One layer per decision. Justified where it matters — e.g. Sonnet vs. Opus for tool routing, Bun over Node for native WS.

Layer	Choice
Runtime	Bun 1.3
API	Hono + native Bun WebSocket
Event store	libSQL (file-mode lokal, Turso-kompatibel)
Anthropic SDK	messages.stream() mit adaptivem Thinking
Orchestrator	claude-sonnet-4-6 (5× günstiger als Opus, gleichwertig für Tool-Routing)
Workers	claude-haiku-4-5
Frontend	Next.js 15 App Router + React 19
Canvas	@xyflow/react + custom labeled-bead edges
State	Zustand mit per-Agent-Slices (keine Context-Re-Renders)
UI	Tailwind + Radix Dialog + Framer Motion + Sonner
Sketch input	natives <canvas> (keine Excalidraw/tldraw-Dep)
Deploy	Docker + Caddy auf einer VPS

Tradeoffs — called out honestly

The awkward decisions most demos hide. Made visible here.

Replay reproduces the recorded run, not a fresh inference

Permalinks are bit-identical visual replays from the event log — not a re-prompt of the model. The landing footer says so openly.

Steer applies one turn late

The Anthropic streaming protocol has no mid-message interrupt; pretending it did would be UX theater. The two-event steer_queued → steer_applied protocol makes the deferral visible.

The roster isn't fully emergent

The orchestrator is nudged by the system prompt to propose a Performance Critic + Aesthetics Critic + Judge debate — for canvas-shape reasons.
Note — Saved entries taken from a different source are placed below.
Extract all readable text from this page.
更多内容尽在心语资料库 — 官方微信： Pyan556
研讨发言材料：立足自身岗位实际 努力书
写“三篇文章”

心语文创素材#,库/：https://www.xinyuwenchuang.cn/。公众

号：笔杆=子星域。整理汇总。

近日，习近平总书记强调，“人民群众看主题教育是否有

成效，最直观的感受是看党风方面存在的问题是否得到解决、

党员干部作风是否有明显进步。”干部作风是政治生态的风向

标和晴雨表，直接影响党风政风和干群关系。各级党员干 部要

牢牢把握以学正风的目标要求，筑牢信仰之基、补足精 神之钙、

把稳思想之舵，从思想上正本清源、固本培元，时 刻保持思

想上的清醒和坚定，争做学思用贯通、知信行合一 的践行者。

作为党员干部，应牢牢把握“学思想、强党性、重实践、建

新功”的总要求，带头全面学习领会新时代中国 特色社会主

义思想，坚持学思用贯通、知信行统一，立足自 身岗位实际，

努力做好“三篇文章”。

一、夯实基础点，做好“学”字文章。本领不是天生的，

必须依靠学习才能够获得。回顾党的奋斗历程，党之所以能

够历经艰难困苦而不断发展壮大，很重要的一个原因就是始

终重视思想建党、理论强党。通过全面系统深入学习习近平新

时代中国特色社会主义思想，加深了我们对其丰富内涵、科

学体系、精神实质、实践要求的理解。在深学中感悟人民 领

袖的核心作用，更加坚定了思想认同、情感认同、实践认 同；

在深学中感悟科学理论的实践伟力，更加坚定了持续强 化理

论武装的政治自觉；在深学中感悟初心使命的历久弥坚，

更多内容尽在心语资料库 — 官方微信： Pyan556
A fully-emergent orchestrator was tried; it produced flatter rosters with weaker review.

Cost cap is checked between calls, not within one

Mitigation: tight per-worker maxTokens budgets. Documented in docs/hard-problems/03-speculative-drafts.md.

Mid-stream critic interrupt was cut

Real interrupts looked spectacular — but produced worse output (the model reacting to its own half-finished work). The debate fires after Layout v1, against the full result. Less visually exciting; materially better.

UI is German on purpose

System markers (ISSUE, FIX, HEADLINE, <!doctype html>, JSON keys) stay English — the parsers depend on them. Worker output is German.

What's deliberately not built

Multi-tenant — single Anthropic key, one global cost pool.
Auth — the demo is public, cost caps are the only gate.
Mobile canvas — desktop-only, mobile shows a fallback banner with the demo video.
Branching from a permalink — the data model supports it, the UI doesn't.
Versioned event-log schemas — additive types are graceful, renames would break old replays.

Deployment

Docker Compose plus Caddy on a VPS. Caddy auto-issues TLS; the API serves WebSocket on /ws, replay on /r/<id>, everything else routes to Next.js. Live at multi.prototyp.ms — source open at github.com/stackola/multi.